Brown told reporters the U.N. Security Council must make an immediate decision on a resolution authorizing up to 19,000 peacekeepers to help stop the violence in Darfur.

"This is the world coming together to say: we have a plan now, we expect the authorities in Sudan to act, we will not tolerate further inaction, and the violence has to stop now," he said.

The U.N. troops would join the 7,000 strong African Union force already in place in Darfur.  The draft resolution was finalized Monday night. It does not contain the threat of sanctions against Sudan if it fails to rein in the janjaweed militia, which has been fighting ethnic African rebels.  The conflict has left more than 200-thousand people dead and 2 million more displaced.

On the subject of Iraq, Brown said he will stand by Britain's commitments to the U.S.-led coalition.

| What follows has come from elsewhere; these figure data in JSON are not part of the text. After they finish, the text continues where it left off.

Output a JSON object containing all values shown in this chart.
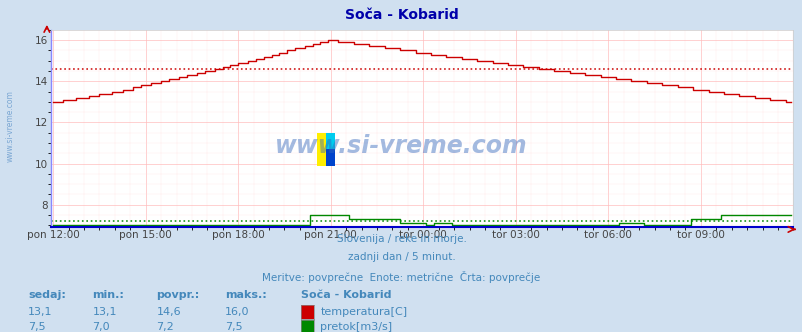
{
  "title": "Soča - Kobarid",
  "bg_color": "#d0e0f0",
  "plot_bg_color": "#ffffff",
  "grid_color_major": "#ffbbbb",
  "grid_color_minor": "#ffdddd",
  "x_tick_labels": [
    "pon 12:00",
    "pon 15:00",
    "pon 18:00",
    "pon 21:00",
    "tor 00:00",
    "tor 03:00",
    "tor 06:00",
    "tor 09:00"
  ],
  "x_tick_positions": [
    0,
    36,
    72,
    108,
    144,
    180,
    216,
    252
  ],
  "total_points": 288,
  "y_temp_min": 7.0,
  "y_temp_max": 16.5,
  "y_temp_ticks": [
    8,
    10,
    12,
    14,
    16
  ],
  "temp_avg_line": 14.6,
  "temp_color": "#cc0000",
  "flow_color": "#008800",
  "flow_avg_line": 7.2,
  "subtitle_lines": [
    "Slovenija / reke in morje.",
    "zadnji dan / 5 minut.",
    "Meritve: povprečne  Enote: metrične  Črta: povprečje"
  ],
  "subtitle_color": "#4488bb",
  "title_color": "#0000aa",
  "watermark_text": "www.si-vreme.com",
  "watermark_color": "#3366bb",
  "left_label_color": "#6699cc",
  "table_headers": [
    "sedaj:",
    "min.:",
    "povpr.:",
    "maks.:"
  ],
  "table_row1": [
    "13,1",
    "13,1",
    "14,6",
    "16,0"
  ],
  "table_row2": [
    "7,5",
    "7,0",
    "7,2",
    "7,5"
  ],
  "legend_title": "Soča - Kobarid",
  "legend_row1": "temperatura[C]",
  "legend_row2": "pretok[m3/s]",
  "axis_border_color": "#8888ff",
  "bottom_border_color": "#0000cc"
}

"I've made it clear," he noted.  "We've got duties to discharge. We've got responsibilities that we're going to keep. We're operating at the support of the Iraqi government and we're operating under the United Nations resolutions."

Earlier, Brown addressed the United Nations and urged governments, businesses and humanitarian organizations to help revive a stalled U.N. anti-poverty campaign.

Brown's U.N. visit followed a meeting with President Bush in Maryland, where he pledged Britain's support for military action in Iraq and Afghanistan and tough measures to tackle terrorism.